《選ばれし力 - The Burden of Power -》**
ルイーダは自らのスキル《ギブ&テイク》があまりにも強力すぎることを理解していた。
**「こんなチート、隠した方がええんやろうけどなぁ……」**
無限の可能性を秘めたこの力。うまく扱えば、国家を支え、戦局を覆すことすらできるだろう。

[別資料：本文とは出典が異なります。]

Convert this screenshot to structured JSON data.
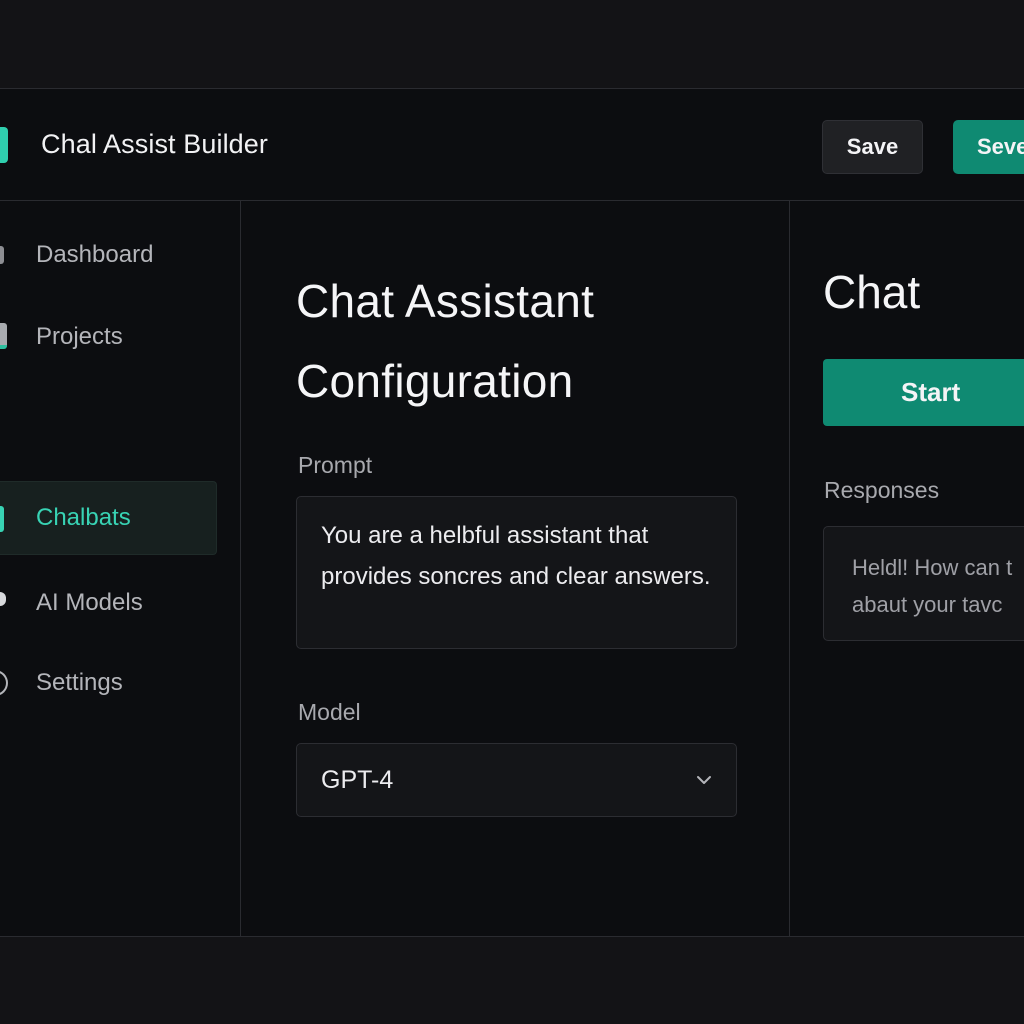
{
  "header": {
    "app_title": "Chal Assist Builder",
    "save_label": "Save",
    "secondary_save_label": "Seve"
  },
  "sidebar": {
    "items": [
      {
        "label": "Dashboard",
        "icon": "dashboard-icon",
        "active": false
      },
      {
        "label": "Projects",
        "icon": "folder-icon",
        "active": false
      },
      {
        "label": "Chalbats",
        "icon": "chatbot-icon",
        "active": true
      },
      {
        "label": "AI Models",
        "icon": "model-icon",
        "active": false
      },
      {
        "label": "Settings",
        "icon": "gear-icon",
        "active": false
      }
    ]
  },
  "config": {
    "title_line1": "Chat Assistant",
    "title_line2": "Configuration",
    "prompt_label": "Prompt",
    "prompt_value": "You are a helbful assistant that provides soncres and clear answers.",
    "model_label": "Model",
    "model_value": "GPT-4"
  },
  "chat": {
    "title": "Chat",
    "start_label": "Start",
    "responses_label": "Responses",
    "response_line1": "Heldl! How can t",
    "response_line2": "abaut your tavc"
  },
  "colors": {
    "accent": "#0f8a72",
    "accent_text": "#38d3b4",
    "background": "#0c0d10"
  }
}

しかし、それを悪意ある者に知られたら――利用され、奪われ、狙われることになる。
「だけどよぉ……困っとる人を見て見ぬふりなんて、うちにはできんがねぇ!」
ルイーダは昔から、**助けを求める声を無視できない性分**だった。
たとえ自身の存在が危うくなろうとも、目の前の人を救うことを優先する。
そして今回もまた――彼女は迷わず、冒険者を救った。
その結果、ルイーダの名は冒険者ギルドに広まり、少しずつ“特別な力を持つ受付嬢”として認識されつつあった。
***
ルイーダは夜の酒場で、一人考える。
「今回助けたことは、後悔してへんがねぇ……」
その言葉と共に、何かが心をよぎった。
ふと、頭の中に響くのは――
**「認めたくないものだな。自分自身の、若さゆえの過ちというものを」**
そのフレーズが何故か脳裏に焼きつくが、意味までは分からない。
地球の記憶がまた、奇妙な形で浮かび上がった瞬間だった。
***
ルイーダは決意する。
**「うちは、この力を使うで。せっかくもろたもんを、腐らせるのは性に合わんわ!」**
どんなに危険が伴おうとも――このギブ&テイクの力を正しく使い、世界を支えていく。
それが彼女の使命なのだ。
そして、この決断が後に国の未来を大きく動かしていくことになる――。